Quale futuro per la Gdo in un Sud povero, deserto e anziano?

La presentazione del “Rapporto Svimez 2014 sull’economia del Mezzogiorno”, edito da Il Mulino, si è tenuta ieri al Tempio di Adriano a Roma. Foto Svimez.

Sembra un bollettino di guerra, invece è il Rapporto sull’economia del Mezzogiorno 2014 presentato ieri da SVIMEZ, l’Associazione per lo sviluppo dell’industria nel Mezzogiorno. Da cui emerge un’Italia più spaccata in due che mai, che la crisi ha reso ancora più disuguale. Non solo: il Sud secondo Svimez è a “rischio desertificazione”, con una popolazione sempre più esigua,  povera e anziana.

Dal Meridione si scappa per assenza di lavoro e prospettive: solo nel 2013 sono emigrati 116mila abitanti, e per il secondo anno di fila la natalità è stata negativa, con il conseguente innalzamento dell’età media ed emorragia delle fasce più produttive della popolazione. Aumentano le famiglie povere (+40% nell’ultimo anno) perché manca il lavoro (l’80% dei posti di lavoro nazionali persi tra il primo trimestre del 2013 e del 2014 è al Sud); l’industria continua a soffrire (-53% gli investimenti in cinque anni di crisi, -20% gli addetti) e gli occupati arrivano a 5,8 milioni, il valore più basso dal 1977.

Crollano i consumi
I consumi delle famiglie meridionali sono ancora scesi, arrivando a ridursi nel 2013 del 2,4%, a fronte del -2% delle regioni del Centro-Nord. Dal 2008 al 2013 la caduta dei consumi ha sfiorato nel Sud i 13 punti percentuali (- 12,7%), un risultato due volte maggiore che nel resto del Paese (-5,7%). Non parliamo solo del superfluo: in questi cinque anni di crisi sono crollati anche i consumi di beni alimentari, al Sud del -14,6%, a fronte del -10,7% del Centro-Nord; in caduta libera anche il vestiario e le calzature, -23,7%, quasi doppio che nel resto del Paese (-13,8%). Arretrano anche i servizi per la cura della persona e le spese per l’istruzione: -16,2% al Sud, tre volte in più rispetto al Centro-Nord (- 5,4%). A esporre alla povertà individui e famiglie concorrono sia la disoccupazione (specie femminile con 6 famiglie su 10 monoreddito) che il numero maggiore di familiari a carico.

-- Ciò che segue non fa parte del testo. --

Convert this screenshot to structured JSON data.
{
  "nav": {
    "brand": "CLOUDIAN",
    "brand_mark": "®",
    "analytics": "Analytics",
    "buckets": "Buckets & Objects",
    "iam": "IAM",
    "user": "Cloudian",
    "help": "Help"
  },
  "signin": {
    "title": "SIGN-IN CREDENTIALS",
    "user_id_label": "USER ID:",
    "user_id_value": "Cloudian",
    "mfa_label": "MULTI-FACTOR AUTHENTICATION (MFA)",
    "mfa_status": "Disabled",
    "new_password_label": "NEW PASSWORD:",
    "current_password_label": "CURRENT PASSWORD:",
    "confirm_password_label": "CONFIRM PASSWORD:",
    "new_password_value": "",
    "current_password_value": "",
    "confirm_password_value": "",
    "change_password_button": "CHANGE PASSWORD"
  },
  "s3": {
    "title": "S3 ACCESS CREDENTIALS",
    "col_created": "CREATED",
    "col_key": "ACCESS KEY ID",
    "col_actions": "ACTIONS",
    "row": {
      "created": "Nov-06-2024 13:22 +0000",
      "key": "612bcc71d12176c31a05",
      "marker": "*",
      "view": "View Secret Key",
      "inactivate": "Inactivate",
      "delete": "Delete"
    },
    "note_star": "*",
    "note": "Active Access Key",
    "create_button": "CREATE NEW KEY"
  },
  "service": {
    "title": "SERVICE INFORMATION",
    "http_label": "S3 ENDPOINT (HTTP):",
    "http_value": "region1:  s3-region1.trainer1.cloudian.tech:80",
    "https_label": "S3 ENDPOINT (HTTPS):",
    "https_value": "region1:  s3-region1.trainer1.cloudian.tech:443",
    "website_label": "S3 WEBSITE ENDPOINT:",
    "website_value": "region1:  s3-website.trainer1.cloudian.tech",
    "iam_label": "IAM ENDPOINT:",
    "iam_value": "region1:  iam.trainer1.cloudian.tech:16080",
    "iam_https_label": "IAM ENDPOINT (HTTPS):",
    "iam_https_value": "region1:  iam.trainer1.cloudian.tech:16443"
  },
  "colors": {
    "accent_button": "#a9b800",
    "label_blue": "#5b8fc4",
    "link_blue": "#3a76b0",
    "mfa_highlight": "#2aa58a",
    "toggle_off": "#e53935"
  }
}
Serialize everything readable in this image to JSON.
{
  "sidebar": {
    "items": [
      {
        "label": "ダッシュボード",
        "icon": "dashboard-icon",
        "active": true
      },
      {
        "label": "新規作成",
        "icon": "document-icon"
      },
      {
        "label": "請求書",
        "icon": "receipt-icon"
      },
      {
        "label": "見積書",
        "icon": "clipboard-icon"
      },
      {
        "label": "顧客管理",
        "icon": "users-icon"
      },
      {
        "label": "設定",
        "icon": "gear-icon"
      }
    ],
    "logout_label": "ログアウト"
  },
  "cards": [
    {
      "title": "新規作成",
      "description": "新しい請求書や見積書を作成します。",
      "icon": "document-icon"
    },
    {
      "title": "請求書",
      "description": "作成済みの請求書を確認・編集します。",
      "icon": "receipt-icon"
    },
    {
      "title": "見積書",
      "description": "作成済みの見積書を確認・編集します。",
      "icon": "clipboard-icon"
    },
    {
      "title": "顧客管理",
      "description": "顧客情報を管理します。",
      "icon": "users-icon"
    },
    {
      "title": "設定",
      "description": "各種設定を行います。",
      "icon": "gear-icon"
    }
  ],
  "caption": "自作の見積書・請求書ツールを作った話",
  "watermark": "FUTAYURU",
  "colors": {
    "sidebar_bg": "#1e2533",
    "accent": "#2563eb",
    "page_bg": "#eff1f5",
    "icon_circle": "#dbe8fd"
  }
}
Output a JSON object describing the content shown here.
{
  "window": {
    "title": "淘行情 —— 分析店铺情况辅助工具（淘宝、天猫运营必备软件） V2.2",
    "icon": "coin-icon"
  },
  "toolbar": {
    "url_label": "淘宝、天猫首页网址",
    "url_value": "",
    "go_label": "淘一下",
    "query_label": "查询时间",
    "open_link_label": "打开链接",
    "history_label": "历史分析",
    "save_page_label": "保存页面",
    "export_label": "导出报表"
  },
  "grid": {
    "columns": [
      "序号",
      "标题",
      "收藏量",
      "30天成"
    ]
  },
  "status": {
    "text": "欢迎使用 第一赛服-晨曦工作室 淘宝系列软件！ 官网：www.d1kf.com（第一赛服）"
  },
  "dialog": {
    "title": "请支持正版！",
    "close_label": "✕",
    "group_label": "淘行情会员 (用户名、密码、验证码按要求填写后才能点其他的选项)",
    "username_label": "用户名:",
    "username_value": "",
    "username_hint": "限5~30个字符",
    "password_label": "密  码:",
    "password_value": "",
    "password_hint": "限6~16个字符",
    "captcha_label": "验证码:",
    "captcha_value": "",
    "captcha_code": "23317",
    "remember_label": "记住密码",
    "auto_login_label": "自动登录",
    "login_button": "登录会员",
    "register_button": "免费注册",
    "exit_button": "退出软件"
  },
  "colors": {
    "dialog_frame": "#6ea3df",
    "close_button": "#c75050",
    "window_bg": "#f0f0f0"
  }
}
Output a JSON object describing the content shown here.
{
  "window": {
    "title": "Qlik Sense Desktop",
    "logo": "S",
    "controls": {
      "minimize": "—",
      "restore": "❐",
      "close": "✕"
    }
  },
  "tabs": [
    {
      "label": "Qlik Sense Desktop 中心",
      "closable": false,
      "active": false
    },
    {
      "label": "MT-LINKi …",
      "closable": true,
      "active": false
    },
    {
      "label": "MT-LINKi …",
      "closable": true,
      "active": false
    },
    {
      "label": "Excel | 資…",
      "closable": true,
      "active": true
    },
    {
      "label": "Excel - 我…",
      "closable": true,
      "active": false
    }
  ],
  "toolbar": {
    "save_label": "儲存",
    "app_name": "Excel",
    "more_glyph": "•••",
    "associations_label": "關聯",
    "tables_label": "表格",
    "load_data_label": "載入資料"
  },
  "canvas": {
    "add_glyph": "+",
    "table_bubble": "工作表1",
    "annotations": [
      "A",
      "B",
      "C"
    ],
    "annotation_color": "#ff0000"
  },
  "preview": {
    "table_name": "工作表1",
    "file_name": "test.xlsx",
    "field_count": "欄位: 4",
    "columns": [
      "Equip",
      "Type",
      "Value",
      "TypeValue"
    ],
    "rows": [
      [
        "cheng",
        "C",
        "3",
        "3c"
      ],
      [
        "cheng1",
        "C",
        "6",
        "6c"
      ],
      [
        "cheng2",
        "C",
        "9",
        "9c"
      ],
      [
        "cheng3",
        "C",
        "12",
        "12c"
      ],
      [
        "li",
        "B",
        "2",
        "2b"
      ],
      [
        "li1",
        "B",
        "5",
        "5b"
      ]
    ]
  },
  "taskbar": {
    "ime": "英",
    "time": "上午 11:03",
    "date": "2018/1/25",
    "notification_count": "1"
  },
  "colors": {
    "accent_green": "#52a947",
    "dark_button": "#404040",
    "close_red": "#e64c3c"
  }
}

Conseguenze per lo sviluppo della GDO?
Possiamo immaginare che in questa parte del Paese abbandonata dalle fasce più attive della popolazione, impoverita e con scarse prospettive (il crollo delle nascite è significativo) gli investimenti, anche nel retail, potrebbero non essere all’ordine del giorno. Prima di tutto per lo stravolgimento demografico, che secondo il rapporto farà perdere alle regioni del Sud 4,2 milioni di abitanti nei prossimi 50 anni, portandole a pesare per il 27% sul totale nazionale a fronte dell’attuale 34,3%. Per il progressivo innalzarsi dell’età media, che in un’altra situazione potrebbe far pensare a nuovi prodotti e servizi per gli anziani (pensiamo ai supermercati per la terza età nati in Germania), ma che in una situazione così compromessa dal punto di vista economico e dei consumi fa immaginare piuttosto una marea di discount che puntano su offerte e prodotti low cost, sul tipo dei Pound shops inglesi (quelli dove merce di ogni tipo viene venduta a una sterlina, sempre affollatissimi). L’emorragia di giovani e laureati (tra cui molte donne) verso altre regioni in cerca di lavoro infine non mancherà di indirizzare la domanda verso prodotti tradizionali e di fascia bassa. Le eccezioni ci sono, naturalmente. Basta pensare ai nuovi format di successo di Sicilconad sorti proprio in una delle regioni più compromesse, la Sicilia. Ma il futuro è quanto meno incerto.

Le previsioni dello Svimez per il 2015 indicano un Pil nazionale in timida crescita (+0,8%), risultato di un +1,3% del Centro-Nord e il negativo -0,7% del Sud. In risaluita i consumi al Centro-Nord a +0,4% e in flessione al Sud (-0,2%).